Many nations have military “hammers” that can be used on “nails” of different sizes. The US has demonstrated its propensity to use its “hammer” with scarcely diminishing enthusiasm and with scarcely increasing competency.
I think JQ is very insightful here:
Another contributing factor, paradoxically, is that Americans, like most citizens of prosperous and democratic countries, are generally not enthusiastic about war as a policy. The use of military force needs a strong justification to overcome this instinctive opposition, and this typically means statements of lofty goals. When it turns out that these goals are unachievable, they can’t be abandoned without an admission that the original decision to go to war was based on mistaken premises. So ending a failed war typically requires the departure of the administration that started it.
This is the essence of overreach — the setting of unachievable goals. The question is why US elites believe that US voters will not accept grubby, but achievable, goals. Is this mostly a problem of perception of the elites, or is it mostly a more or less fixed feature of American popular political culture which also infects American decision makers?
I have heard many Americans claim that Americans like to be on the side of the “good guys”. The dark history of US meddling in Latin America might contradict this claim.
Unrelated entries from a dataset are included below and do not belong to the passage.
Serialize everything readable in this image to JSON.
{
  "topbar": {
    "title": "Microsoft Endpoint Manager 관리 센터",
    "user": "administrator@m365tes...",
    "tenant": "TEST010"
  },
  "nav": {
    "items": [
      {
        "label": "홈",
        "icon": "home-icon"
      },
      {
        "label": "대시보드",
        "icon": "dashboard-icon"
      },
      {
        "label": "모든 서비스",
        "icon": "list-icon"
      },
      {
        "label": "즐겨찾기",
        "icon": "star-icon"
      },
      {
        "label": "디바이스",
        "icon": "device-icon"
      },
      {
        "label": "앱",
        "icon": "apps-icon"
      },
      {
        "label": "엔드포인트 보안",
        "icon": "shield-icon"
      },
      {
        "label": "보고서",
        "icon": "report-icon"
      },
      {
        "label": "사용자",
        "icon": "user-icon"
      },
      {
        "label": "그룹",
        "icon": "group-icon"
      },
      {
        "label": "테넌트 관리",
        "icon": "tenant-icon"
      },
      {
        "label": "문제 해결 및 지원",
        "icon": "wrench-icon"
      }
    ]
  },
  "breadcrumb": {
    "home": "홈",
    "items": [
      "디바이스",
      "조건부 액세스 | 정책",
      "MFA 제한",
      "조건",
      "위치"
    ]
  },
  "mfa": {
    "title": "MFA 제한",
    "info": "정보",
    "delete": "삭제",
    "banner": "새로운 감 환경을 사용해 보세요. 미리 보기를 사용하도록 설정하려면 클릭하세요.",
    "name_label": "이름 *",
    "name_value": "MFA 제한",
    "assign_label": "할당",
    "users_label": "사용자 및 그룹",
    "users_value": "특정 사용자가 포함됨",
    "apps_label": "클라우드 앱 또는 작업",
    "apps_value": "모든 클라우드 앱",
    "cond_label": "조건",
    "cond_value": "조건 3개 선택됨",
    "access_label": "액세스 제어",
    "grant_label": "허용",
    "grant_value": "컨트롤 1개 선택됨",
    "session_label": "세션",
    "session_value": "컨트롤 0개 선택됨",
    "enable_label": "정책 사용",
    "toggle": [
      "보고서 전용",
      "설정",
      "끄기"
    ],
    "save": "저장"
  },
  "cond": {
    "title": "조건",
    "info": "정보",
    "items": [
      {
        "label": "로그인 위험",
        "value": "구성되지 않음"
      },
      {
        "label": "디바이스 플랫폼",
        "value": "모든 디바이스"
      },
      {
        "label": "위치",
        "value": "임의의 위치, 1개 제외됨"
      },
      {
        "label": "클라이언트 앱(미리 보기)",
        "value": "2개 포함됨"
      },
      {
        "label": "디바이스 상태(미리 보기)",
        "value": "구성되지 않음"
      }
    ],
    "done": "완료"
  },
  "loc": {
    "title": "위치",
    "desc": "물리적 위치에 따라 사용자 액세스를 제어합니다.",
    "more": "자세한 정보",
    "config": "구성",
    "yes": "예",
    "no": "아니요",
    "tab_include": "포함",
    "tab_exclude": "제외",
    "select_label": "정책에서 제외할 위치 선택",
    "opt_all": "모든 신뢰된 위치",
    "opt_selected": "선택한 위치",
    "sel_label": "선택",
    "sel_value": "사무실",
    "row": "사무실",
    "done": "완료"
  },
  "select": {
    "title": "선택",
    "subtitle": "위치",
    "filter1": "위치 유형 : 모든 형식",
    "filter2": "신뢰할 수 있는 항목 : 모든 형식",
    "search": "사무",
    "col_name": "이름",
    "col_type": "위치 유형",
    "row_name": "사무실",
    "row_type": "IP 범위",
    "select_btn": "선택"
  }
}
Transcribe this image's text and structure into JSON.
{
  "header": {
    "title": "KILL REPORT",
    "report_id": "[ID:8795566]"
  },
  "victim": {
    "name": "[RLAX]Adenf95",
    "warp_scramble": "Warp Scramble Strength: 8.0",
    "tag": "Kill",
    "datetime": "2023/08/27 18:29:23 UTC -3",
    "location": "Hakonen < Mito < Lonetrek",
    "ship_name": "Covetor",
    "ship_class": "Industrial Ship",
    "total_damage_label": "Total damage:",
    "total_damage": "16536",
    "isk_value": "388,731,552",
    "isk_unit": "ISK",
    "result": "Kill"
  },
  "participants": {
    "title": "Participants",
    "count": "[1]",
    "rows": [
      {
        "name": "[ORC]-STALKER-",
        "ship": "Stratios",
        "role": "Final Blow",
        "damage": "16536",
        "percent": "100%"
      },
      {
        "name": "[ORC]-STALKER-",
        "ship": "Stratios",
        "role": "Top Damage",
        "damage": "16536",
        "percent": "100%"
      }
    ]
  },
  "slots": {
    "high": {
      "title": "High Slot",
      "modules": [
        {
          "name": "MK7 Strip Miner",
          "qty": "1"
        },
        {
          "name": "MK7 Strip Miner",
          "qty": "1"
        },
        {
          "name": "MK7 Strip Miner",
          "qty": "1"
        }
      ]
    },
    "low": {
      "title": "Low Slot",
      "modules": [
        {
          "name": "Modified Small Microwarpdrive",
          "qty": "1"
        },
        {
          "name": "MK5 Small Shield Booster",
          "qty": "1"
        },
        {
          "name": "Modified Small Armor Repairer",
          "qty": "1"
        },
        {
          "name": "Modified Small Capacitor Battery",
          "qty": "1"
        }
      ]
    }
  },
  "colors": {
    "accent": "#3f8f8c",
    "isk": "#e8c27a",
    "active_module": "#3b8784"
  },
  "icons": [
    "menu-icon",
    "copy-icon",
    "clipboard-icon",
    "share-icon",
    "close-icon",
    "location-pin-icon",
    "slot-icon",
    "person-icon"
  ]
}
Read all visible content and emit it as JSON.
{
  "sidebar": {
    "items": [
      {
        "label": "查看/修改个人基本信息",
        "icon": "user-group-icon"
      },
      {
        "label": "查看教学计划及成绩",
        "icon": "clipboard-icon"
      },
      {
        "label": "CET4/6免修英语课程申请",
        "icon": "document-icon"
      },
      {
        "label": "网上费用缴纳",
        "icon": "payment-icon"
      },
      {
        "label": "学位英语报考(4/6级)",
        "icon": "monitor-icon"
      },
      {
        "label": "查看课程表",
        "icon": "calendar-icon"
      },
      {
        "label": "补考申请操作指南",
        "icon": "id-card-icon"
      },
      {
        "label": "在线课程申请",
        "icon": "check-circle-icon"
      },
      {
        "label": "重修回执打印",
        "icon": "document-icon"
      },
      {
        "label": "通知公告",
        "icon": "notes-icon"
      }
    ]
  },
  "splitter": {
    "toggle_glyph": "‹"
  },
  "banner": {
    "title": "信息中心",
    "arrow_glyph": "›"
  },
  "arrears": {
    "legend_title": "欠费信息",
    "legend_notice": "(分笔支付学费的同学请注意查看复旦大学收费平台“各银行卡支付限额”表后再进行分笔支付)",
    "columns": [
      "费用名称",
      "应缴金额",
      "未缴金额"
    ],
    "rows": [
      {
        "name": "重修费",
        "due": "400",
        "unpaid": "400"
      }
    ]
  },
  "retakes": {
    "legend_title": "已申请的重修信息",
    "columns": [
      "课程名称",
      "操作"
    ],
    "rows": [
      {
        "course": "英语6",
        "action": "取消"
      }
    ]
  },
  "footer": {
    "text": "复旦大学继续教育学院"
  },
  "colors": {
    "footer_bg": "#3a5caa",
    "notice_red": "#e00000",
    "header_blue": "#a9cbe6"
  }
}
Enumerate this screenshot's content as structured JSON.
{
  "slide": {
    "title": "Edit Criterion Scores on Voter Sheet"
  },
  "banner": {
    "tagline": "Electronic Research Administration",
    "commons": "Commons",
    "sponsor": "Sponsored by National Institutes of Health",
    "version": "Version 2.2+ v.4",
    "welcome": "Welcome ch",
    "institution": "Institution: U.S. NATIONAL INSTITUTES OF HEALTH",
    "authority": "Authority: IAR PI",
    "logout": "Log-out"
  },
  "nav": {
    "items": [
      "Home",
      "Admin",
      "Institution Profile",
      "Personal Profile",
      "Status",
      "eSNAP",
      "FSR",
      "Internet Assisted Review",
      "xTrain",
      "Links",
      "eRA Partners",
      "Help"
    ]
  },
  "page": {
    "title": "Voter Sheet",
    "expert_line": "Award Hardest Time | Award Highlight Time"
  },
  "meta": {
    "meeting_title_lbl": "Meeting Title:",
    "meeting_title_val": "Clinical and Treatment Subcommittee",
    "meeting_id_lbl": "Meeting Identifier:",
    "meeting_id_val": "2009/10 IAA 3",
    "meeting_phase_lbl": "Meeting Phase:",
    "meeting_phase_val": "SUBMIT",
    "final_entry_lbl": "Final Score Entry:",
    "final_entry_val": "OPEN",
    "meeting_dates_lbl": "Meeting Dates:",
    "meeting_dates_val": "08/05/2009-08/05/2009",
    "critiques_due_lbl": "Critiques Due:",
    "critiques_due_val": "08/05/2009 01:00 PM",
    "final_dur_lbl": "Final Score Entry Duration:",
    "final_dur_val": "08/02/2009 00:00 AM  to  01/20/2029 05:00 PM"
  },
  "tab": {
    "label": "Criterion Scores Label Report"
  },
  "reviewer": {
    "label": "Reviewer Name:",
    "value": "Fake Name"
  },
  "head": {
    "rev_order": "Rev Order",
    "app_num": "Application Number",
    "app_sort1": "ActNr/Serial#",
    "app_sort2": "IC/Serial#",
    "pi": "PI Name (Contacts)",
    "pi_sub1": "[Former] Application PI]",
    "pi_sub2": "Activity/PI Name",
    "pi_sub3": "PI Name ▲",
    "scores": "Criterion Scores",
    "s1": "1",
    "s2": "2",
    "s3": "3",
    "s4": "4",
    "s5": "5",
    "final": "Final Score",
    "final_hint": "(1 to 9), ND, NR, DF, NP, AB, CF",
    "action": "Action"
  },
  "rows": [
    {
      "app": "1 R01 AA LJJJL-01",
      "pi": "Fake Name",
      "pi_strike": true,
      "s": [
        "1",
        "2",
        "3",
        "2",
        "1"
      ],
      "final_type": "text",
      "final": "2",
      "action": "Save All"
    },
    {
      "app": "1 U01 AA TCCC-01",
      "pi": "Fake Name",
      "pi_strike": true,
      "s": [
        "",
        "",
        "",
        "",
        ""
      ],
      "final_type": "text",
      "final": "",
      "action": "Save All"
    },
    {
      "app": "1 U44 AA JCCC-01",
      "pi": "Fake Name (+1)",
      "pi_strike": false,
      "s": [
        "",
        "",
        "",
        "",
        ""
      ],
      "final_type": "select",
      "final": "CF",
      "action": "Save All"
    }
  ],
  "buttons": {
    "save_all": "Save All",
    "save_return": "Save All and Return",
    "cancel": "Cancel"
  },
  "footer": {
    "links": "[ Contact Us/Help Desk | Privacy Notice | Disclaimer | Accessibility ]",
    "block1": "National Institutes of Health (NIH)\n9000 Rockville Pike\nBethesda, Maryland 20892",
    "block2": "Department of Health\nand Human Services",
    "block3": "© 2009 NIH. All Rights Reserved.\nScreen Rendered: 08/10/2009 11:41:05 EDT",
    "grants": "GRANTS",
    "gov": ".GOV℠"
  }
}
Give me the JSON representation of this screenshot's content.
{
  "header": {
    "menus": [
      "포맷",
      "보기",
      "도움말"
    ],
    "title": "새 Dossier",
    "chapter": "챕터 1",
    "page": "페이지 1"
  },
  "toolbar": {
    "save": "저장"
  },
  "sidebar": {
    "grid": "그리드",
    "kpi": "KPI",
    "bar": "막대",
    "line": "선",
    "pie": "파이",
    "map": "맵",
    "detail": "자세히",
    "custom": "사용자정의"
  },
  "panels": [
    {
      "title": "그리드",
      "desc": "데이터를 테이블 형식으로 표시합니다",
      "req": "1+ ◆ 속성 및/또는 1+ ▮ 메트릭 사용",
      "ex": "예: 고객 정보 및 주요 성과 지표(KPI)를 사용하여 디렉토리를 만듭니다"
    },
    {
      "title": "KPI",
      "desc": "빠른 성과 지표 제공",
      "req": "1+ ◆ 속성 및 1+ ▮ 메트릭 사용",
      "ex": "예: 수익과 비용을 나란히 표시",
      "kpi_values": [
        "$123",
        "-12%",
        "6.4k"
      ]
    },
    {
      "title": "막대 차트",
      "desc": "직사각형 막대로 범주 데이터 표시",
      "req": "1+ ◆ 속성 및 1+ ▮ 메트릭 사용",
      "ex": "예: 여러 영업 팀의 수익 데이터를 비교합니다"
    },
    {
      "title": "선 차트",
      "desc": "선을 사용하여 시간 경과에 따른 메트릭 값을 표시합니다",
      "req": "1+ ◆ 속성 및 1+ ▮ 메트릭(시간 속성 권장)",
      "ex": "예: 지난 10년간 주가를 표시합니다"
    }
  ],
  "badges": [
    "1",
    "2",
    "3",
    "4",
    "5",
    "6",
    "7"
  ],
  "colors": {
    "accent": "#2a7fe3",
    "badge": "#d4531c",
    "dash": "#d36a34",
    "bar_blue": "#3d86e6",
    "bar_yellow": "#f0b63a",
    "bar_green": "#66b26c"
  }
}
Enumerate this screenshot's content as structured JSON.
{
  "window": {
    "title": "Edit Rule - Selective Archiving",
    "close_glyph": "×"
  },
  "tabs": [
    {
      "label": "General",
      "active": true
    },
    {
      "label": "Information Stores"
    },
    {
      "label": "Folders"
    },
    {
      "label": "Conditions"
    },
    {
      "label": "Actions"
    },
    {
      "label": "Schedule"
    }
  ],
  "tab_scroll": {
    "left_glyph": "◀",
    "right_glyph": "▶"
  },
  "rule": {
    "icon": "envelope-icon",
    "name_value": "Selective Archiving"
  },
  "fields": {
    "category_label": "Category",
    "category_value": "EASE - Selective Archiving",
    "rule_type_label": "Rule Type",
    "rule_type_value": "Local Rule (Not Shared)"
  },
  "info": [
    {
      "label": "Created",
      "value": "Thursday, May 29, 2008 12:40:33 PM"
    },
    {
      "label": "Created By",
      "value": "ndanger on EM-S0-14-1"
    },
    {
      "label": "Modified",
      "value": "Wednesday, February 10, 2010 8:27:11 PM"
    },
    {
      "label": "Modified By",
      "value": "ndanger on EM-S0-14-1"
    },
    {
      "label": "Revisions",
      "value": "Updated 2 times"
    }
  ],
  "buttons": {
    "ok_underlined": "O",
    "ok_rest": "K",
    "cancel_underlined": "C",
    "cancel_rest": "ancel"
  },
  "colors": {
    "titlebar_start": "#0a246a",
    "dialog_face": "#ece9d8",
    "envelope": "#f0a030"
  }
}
But on the other hand, Americans tend to regard Latinos as troublesome children and therefore unworthy of the rights and responsibilities of freedom. Whatever, US militarists have got away with numerous grubby, but achievable, operations in Latin America, without provoking protest from Americans.
Americans have complex attitudes to different world regions. It is therefore counterproductive to formulate a simple answer to the causes of US overreach.